Rabbi Moshé 'Horev était un maguid shiour dans la yeshiva de Rav Mazouz, Kissé Ra'hamim.
Il était baki mouflag bashass (grande connaissance du Talmud).
Il a écrit un livre le Keter Torah sur les Klalei Tosfot.
Il est mort prématurément récemment le 29 Avril. Il a laissé cinq enfants, et avait 55 ans.
Rav Mazouz et Rav 'Horev ont été devancé par le Yaabets il y a plus de 200 ans dans ses annotations sur Guittin 36a, que sa signature était pour se protéger du mauvais œil.
Il y a d'autres explications sur cette étrange signature.
Notamment Rav Ye'hiel Mikhel Stern, l'arrière-petit-fils de Rav Yaakov Yossef Herman, le héros du Patron Avant Tout.
Dans Otsar Hayediot (II page 113) il propose de dire qu'on voit dans Shabbat 108a que Rav avait des problèmes digestifs.
De manière générale beaucoup de Tsadikim ont eu des problèmes avec le ventre comme le dit la Gmara Shabbat 118b et Ktouvot 103b que la majeure partie des Tsadikim meurent à cause de problèmes intestinaux.
Mais un jour, le compagnon de Rav, l'Amora Shmouel (qui était aussi médecin) l'a guéri en lui conseillant de faire manger des petits poissons.
C'est peut-être pour ça aussi que Rav dit dans Brakhot 48, que celui qui a l'habitude de manger des petits poissons n'a pas de problèmes intestinaux.
Apparemment ça lui a tenu à cœur et Rav Stern propose de dire que c'est également la raison de son étrange signature en forme de poisson.
Pourquoi le poisson protège du Ayin Hara ?
Le Rav Schorr écrit dans son Torat 'Haïm (Baba Batra 118b et Baba Metsia 84a) que ce n'est pas lié au fait qu'on ne voit pas le poisson comme le pensent certains.
Des fois l'eau est claire et limpide et on voit les poissons à travers.
D'ailleurs dans ce cas-là on aurait dû préférer la taupe qu'on voit encore beaucoup moins.
Il explique qu'il n'y a pas de Ayin Hara sur le poisson parce que l'eau constitue un hefsek, une séparation. Pareil derrière une vitre le Ayin Hara ne passe pas.
Il ne faudrait pas s'inquiéter du Ayin Hara des gens portant des lunettes.
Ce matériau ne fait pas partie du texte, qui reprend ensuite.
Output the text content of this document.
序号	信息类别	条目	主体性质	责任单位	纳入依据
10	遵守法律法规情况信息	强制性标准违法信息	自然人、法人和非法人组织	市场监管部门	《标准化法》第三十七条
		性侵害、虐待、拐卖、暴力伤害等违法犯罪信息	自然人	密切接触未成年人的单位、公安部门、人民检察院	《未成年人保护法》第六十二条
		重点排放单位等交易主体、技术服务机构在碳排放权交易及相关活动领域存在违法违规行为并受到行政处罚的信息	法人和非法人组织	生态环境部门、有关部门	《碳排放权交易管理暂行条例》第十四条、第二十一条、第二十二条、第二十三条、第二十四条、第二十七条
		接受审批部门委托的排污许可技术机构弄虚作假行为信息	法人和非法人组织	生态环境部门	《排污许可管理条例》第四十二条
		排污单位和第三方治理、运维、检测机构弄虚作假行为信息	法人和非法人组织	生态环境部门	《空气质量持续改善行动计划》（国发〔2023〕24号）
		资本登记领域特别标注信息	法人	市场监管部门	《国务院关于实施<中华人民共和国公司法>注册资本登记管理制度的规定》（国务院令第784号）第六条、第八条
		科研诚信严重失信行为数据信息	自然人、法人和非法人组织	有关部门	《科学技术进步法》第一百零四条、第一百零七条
Mais ce n’est pas unanime.
Le Rav Horowitz dans son Sefer Habrit (I maamar 17 et à la fin du perek 3 page 257) écrit exactement l'inverse ! Lorsqu'il y a une vitre, ça accentue les dégâts du Ayin Hara de la même manière que le soleil qui passe à travers la loupe chauffe beaucoup plus.
Il faudrait donc en particulier se méfier de ceux qui portent des lunettes pour la presbytie :-).
FAUT-IL SE SOUCIER DU AYIN HARA ?
À l'époque des 'Hazal on ne trouve pas vraiment de mise en garde contre le Ayin Hara.
C'est seulement dans le Zohar que l'on trouve des mises en garde répétées.
Dans 'Helek 3 page 211b, c'est écrit que celui qui veut faire passer son fils dans la rue mais qui a peur du Ayin Hara, qu'il le recouvre avec un drap etc.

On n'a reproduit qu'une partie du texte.